After leaving Catherine's Palace, we walked about 5-10 minutes to Alexander's Palace which we had previously passed in the car. It was built between 1792 and 1796, commissioned by Catherine the Great for her favorite grandson, Grand Duke Alexander Pavlovich, the future emperor Alexander I of Russia. commissioned by Catherine the Great for her favorite grandson, Grand Duke Alexander Pavlovich, the future emperor Alexander I of Russia. This was the favorite residence of the last Russian Emperor, Nicholas II, and his family and their initial place of imprisonment after the revolution that overthrew the Romanov dynasty in early 1917. Not long after the departure of the Romanovs for Siberia, a museum was established within the Alexander Palace. It operated until the beginning of the Second World War. At the beginning of the war, the most valuable furnishings were evacuated to the interior of the country. The remaining parts of the collection were hidden in the basement. During the Nazi German occupation, the palace was used as headquarters for the German military command. The area in front of the palace was turned into a cemetery for SS soldiers. The palace has been undergoing renovations which are not yet finished and is now an exhibition space dedicated to the final years of Tsarist Russia. This was a palace dedicated to a very different time of Russian history than any place I had visited.
After we returned to the amber gift shop and I bought a necklace (given a small discount as I am Boris' cousin) and then I bought a scarf I had seen at a street vendor the first time I was there and really liked. We walked and looked at the street vendors and then thought we should get back to the train station. We had been given a bus number by the woman in the amber workshop. We got on a bus (wrong number) and when we realized that Michael got out his phone with the GPS to see if we were going anywhere near the train station and it turned out the bus dropped us off right in front of the station. A very nice woman showed us where to buy tickets and where to get on the train. Our ride back was seamless although we had some entertainment from a woman playing the guitar and singing.
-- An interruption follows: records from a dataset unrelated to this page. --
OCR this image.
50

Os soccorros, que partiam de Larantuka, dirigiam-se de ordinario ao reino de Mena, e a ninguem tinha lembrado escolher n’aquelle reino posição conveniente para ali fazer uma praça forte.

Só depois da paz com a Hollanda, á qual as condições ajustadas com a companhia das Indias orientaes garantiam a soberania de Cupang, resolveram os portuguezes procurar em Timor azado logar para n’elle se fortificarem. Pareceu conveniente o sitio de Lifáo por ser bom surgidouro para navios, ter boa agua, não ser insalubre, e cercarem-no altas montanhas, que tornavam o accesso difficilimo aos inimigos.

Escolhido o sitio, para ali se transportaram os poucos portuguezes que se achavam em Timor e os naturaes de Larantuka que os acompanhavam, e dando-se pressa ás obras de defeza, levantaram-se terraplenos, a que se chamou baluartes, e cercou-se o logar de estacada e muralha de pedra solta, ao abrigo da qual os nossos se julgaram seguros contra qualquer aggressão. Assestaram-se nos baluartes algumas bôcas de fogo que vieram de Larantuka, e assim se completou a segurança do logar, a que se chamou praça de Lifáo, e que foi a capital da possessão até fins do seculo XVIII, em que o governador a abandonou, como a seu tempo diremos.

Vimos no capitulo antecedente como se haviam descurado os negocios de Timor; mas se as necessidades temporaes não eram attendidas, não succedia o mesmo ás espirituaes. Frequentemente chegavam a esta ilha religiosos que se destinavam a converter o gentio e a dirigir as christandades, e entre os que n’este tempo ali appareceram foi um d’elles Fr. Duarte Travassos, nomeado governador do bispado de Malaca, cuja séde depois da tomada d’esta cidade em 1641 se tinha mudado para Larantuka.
We ended up at the same train station we had left from earlier in the day, but this time had some time to look at the station Vitebsky Volzal. This was Russia's first train station opening in 1837 with the first route being the one we had just taken from St. Petersburg to Pushkin. The décor which it is easy to look past is quite rich and opulent. We then walked to the restaurant we had chosen for the evening which was in the general vicinity (that would mean within a mile) of the train station, Khochu Kharcho . This was a fun restaurant that serves Georgian food. It is fairly large with the bar on the first floor and the restaurant on the second. We sat in the non-smoking section and were next to the open part of the kitchen where the shashlik was grilled. The counter next to our table had a chef who was making something out of dough, possibly khachapouri, and then putting it in a big oven that looked something like a tandoori. It was fun watching the kitchen and then eating the food as well. There was live entertainment with a small band and a female vocalist.
Once finished I deferred to Michael to find us the closest bus stop and bus that would get us back to the hotel and he lived up to the task.